Weitaus ausführlicher ist der Bericht von seiner zweiten Reise über Frankreich nach Spanien und Portugal, wo er für den portugiesischen König Ceuta gegen die Sarazenen verteidigte und dabei einen Zweikampf gegen einen moslemischen Kämpfer gewann, der ihn in Europa bekanntmachte. Ludwig Uhland verarbeitete den Kampf in seiner Heldenballade „Schwäbische Kunde“, verlegte den Kampf jedoch in die Zeit Kaiser Babarossas. In den Kämpfen gegen die Muslime in Spanien schildert Georg auch wie er zahlreiche Dörfer niedergebrannt und Frauen und Kinder niedergemetzelt habe. Später reiste er über Frankreich nach England und Schottland, wo der Reisebericht endet.

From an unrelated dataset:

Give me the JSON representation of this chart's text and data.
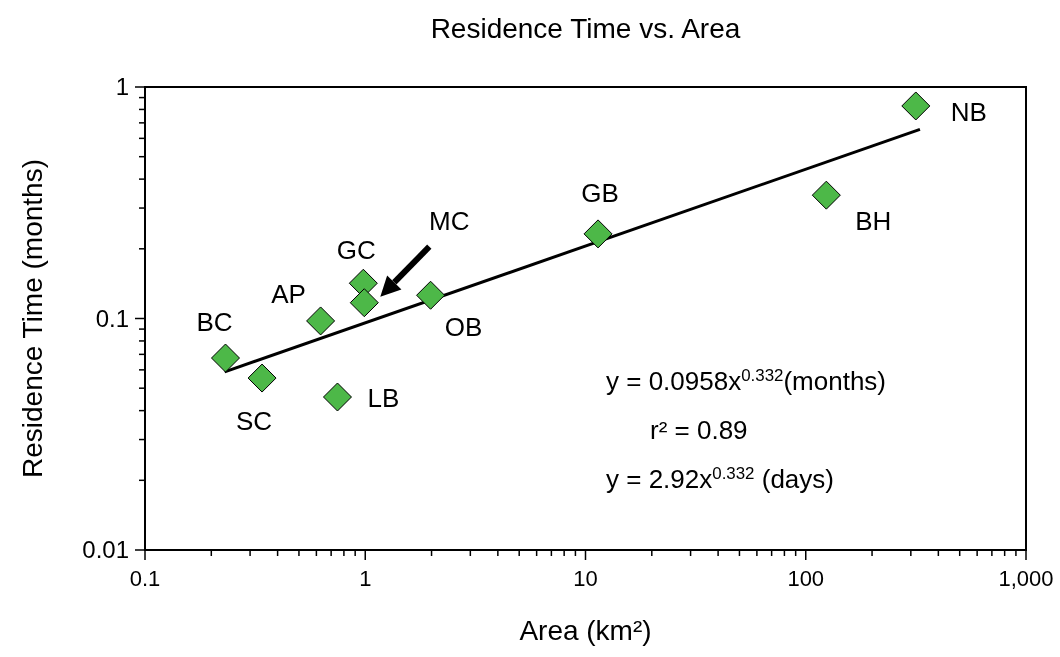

Nach seiner Rückkehr heiratet Georg eine reiche Schäferstochter aus Reutlingen, hat mit ihr 18 Kinder und tritt als Berater in die Dienste Graf Eberhards im Bart. „Ab 1460 ist er 45 Jahre lang ein braver Beamter, Streitschlichter und Bürokrat“, berichtete Mohr. Georg verhandelte mit der Stadt Tübingen über die Gebäude für die Universitätsgründung 1477 und das „Akademische Bürgerrecht“. Er schlichtete in Nehren einen Nachbarschaftsstreit, als das Geflügel des Pfarrers den Nachbarsgarten verwüstete und betätigte sich in Mantua als Brautwerber für Eberhard und vermittelte dessen Hochzeit mit Barbara Gonzaga.

Als Landvogt von Mömpelgard verhandelte er mit dem Burgunderherzog Karl dem Kühnen und den Eidgenossen. „Es liegt ein Gegensatz in der Person Georgs, der einerseits hier in Kilchberg als Wohltäter, Verhandler und Friedensstifter auftritt und andererseits in Spanien Dörfer niederbrennt und Frauen und Kinder niedermetzelt“, urteilte Mohr. Maris Bietags aus Lettland umrahmte Mohrs Vortrag am Keyboard mit zeitgenössischen Orgelstücken. Mit einem Hut wurden Spenden für die Hochwasseropfer gesammelt.